Many patterns from the era are being reproduced, and large prices are being charged for them. Beware the new productions, which occur in many of the patterns. Fortunately, Patrician Spoke in amber is one of the few patterns not being reproduced. Usually, the discerning eye can spot a reproduction because the colors are darker and there is no sign of wear. And the cost for the documented original version is priced considerably higher.

My list is almost complete. I do have 12 dinner plates and 12 luncheon plates. I have 12 cups and 12 saucers. I have 12 sherbet glasses and 12 cream soup bowls. I have 12 of my very favorites – the cute little berry bowls. Twelve cereal bowls sit beside the 12 six inch bread plates. By them sit the 8 larger 7 ½” salad or dessert plates. I just haven’t found the other 4 yet!

Photo Ebay.com
Photo Ebay.com

By the enormously expensive cookie jar sit the two pitchers of different sizes, the salt and pepper set (with tops) and the creamer and sugar set. The covered butter dish has a place of prominence among the glasses, sitting right in the middle of the 12 9-oz tumblers. Missing one of the 14 oz iced tea glasses, (alas, only 11 found so far) is sad, but the fact that I’ve found only three of the cute little 5 oz juice glasses is reason to weep! There is a classy footed glass as well, and I’ve managed to find only four of them.

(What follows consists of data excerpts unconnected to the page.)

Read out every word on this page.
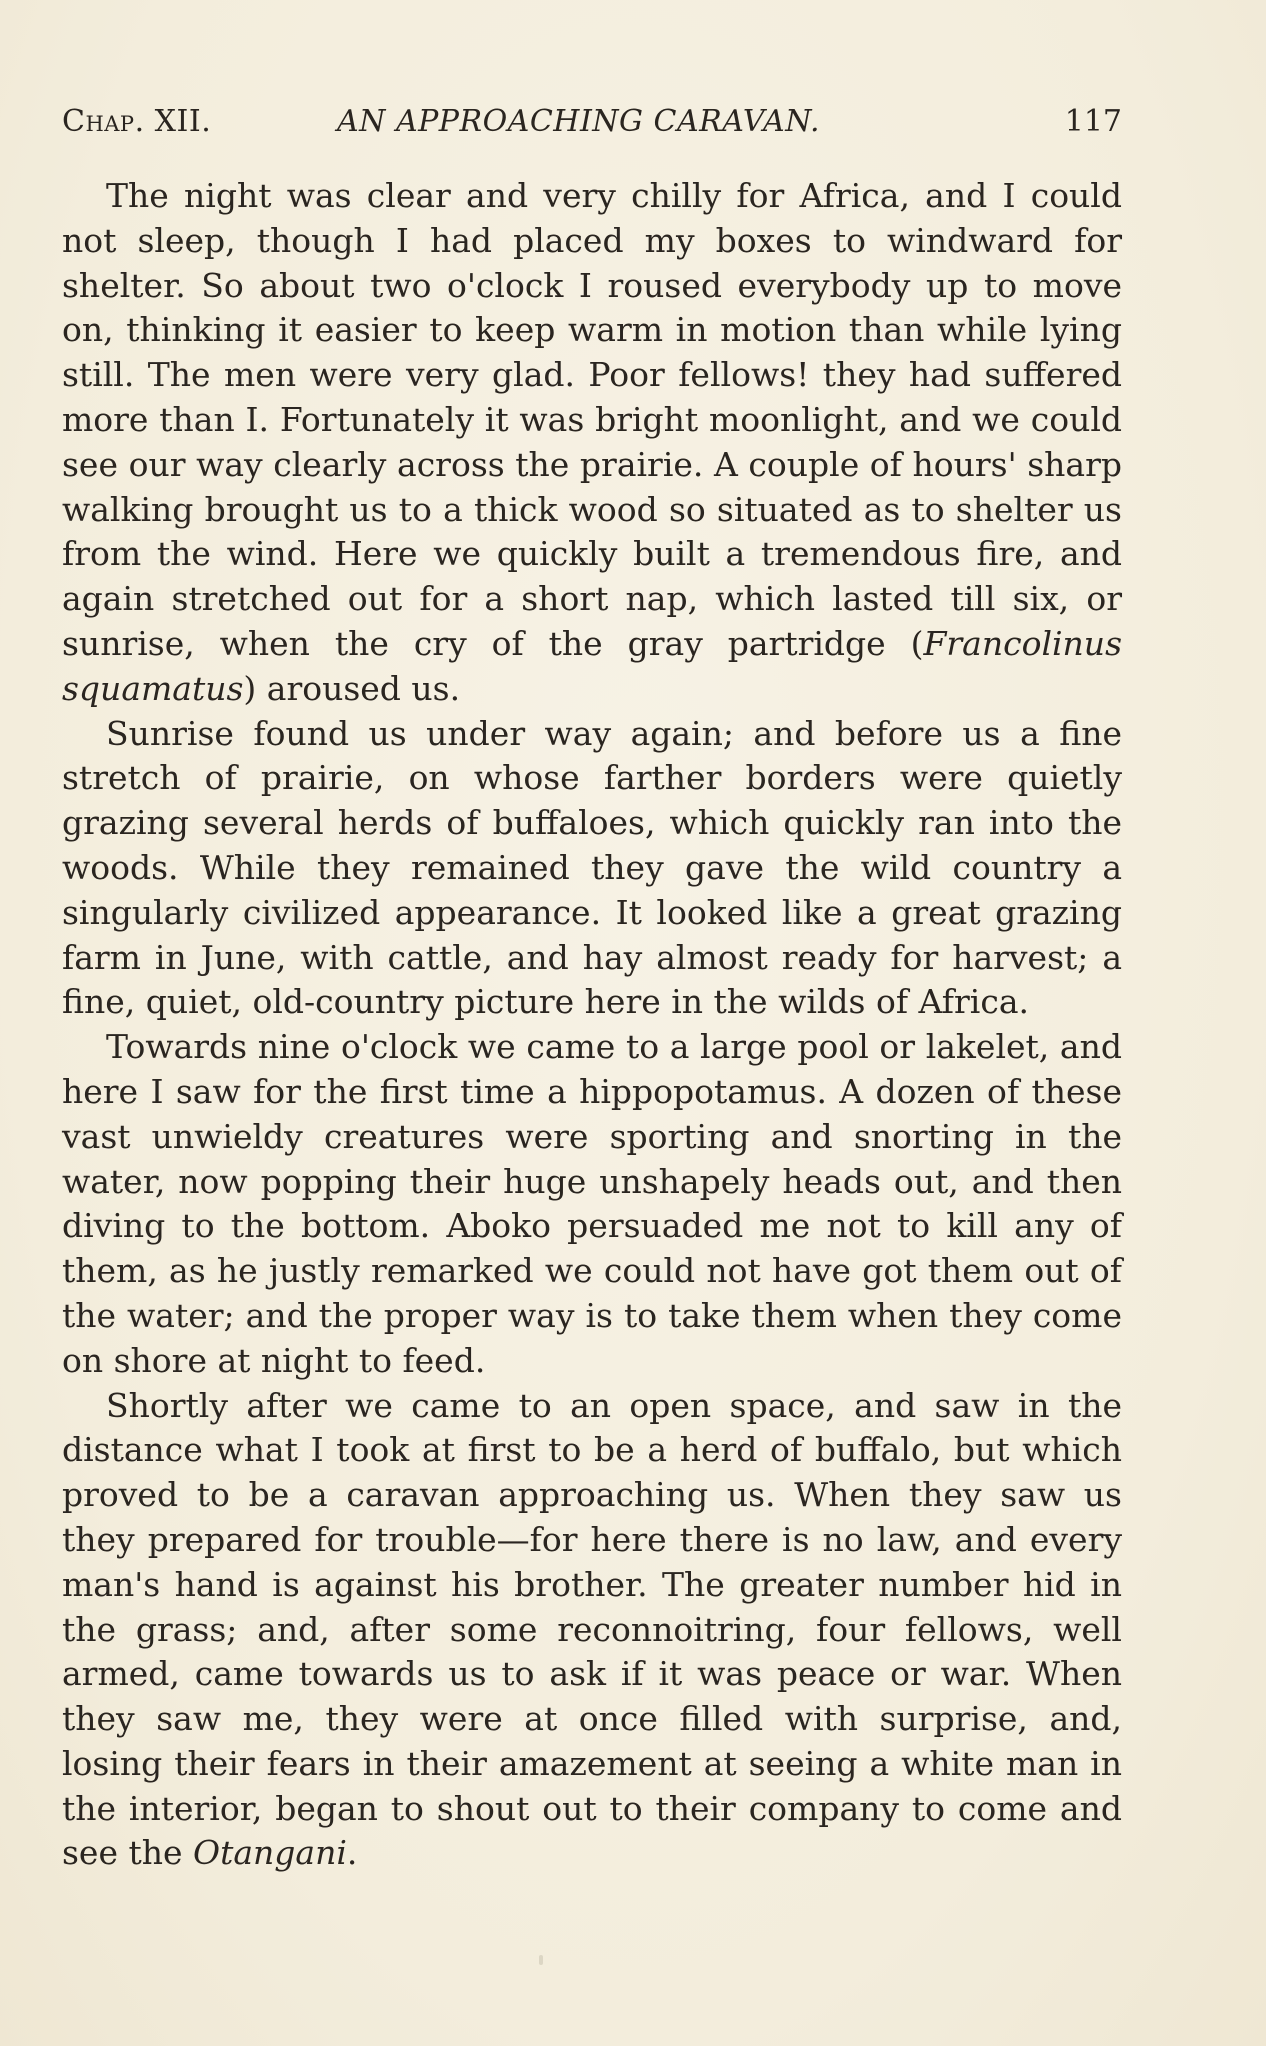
Chap. XII.	AN APPROACHING CARAVAN.	117

The night was clear and very chilly for Africa, and I could not sleep, though I had placed my boxes to windward for shelter. So about two o'clock I roused everybody up to move on, thinking it easier to keep warm in motion than while lying still. The men were very glad. Poor fellows! they had suffered more than I. Fortunately it was bright moonlight, and we could see our way clearly across the prairie. A couple of hours' sharp walking brought us to a thick wood so situated as to shelter us from the wind. Here we quickly built a tremendous fire, and again stretched out for a short nap, which lasted till six, or sunrise, when the cry of the gray partridge (Francolinus squamatus) aroused us.

Sunrise found us under way again; and before us a fine stretch of prairie, on whose farther borders were quietly grazing several herds of buffaloes, which quickly ran into the woods. While they remained they gave the wild country a singularly civilized appearance. It looked like a great grazing farm in June, with cattle, and hay almost ready for harvest; a fine, quiet, old-country picture here in the wilds of Africa.

Towards nine o'clock we came to a large pool or lakelet, and here I saw for the first time a hippopotamus. A dozen of these vast unwieldy creatures were sporting and snorting in the water, now popping their huge unshapely heads out, and then diving to the bottom. Aboko persuaded me not to kill any of them, as he justly remarked we could not have got them out of the water; and the proper way is to take them when they come on shore at night to feed.

Shortly after we came to an open space, and saw in the distance what I took at first to be a herd of buffalo, but which proved to be a caravan approaching us. When they saw us they prepared for trouble—for here there is no law, and every man's hand is against his brother. The greater number hid in the grass; and, after some reconnoitring, four fellows, well armed, came towards us to ask if it was peace or war. When they saw me, they were at once filled with surprise, and, losing their fears in their amazement at seeing a white man in the interior, began to shout out to their company to come and see the Otangani.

I have serving pieces and accessories of all sorts. Two round vegetable bowls nestle with an oval one near the two oval platters, which are surprisingly small considering the huge roasts and platters of fried chicken that were routinely placed upon the dining table in the ‘30’s. I purchased two grill plates to use as relish dishes. They look exactly like the large dinner plate except they have three divided sections like one might find in a diner where you’d order a meat and two sides.

Photo Ebay.com
Photo Ebay.com

I finished the collection with two jam bowls, which I use as such, but they look for all the world like the bottoms of butter dishes without the tops. Makes sense to me. If you can’t sell them as butter dishes since they have no tops, call them jam dishes, slap a hefty price on their sweet little rims and the adoring public will grab them up. I surely did!

My collection of Patrician Spoke (named so because of the spoke pattern in the middle of the plates) has kept my attention for forty years. It’s a good thing it was spaced out over that time. My estimate is that I have approximately $3,850.00 invested in the 139 separate pieces in my astounding collection.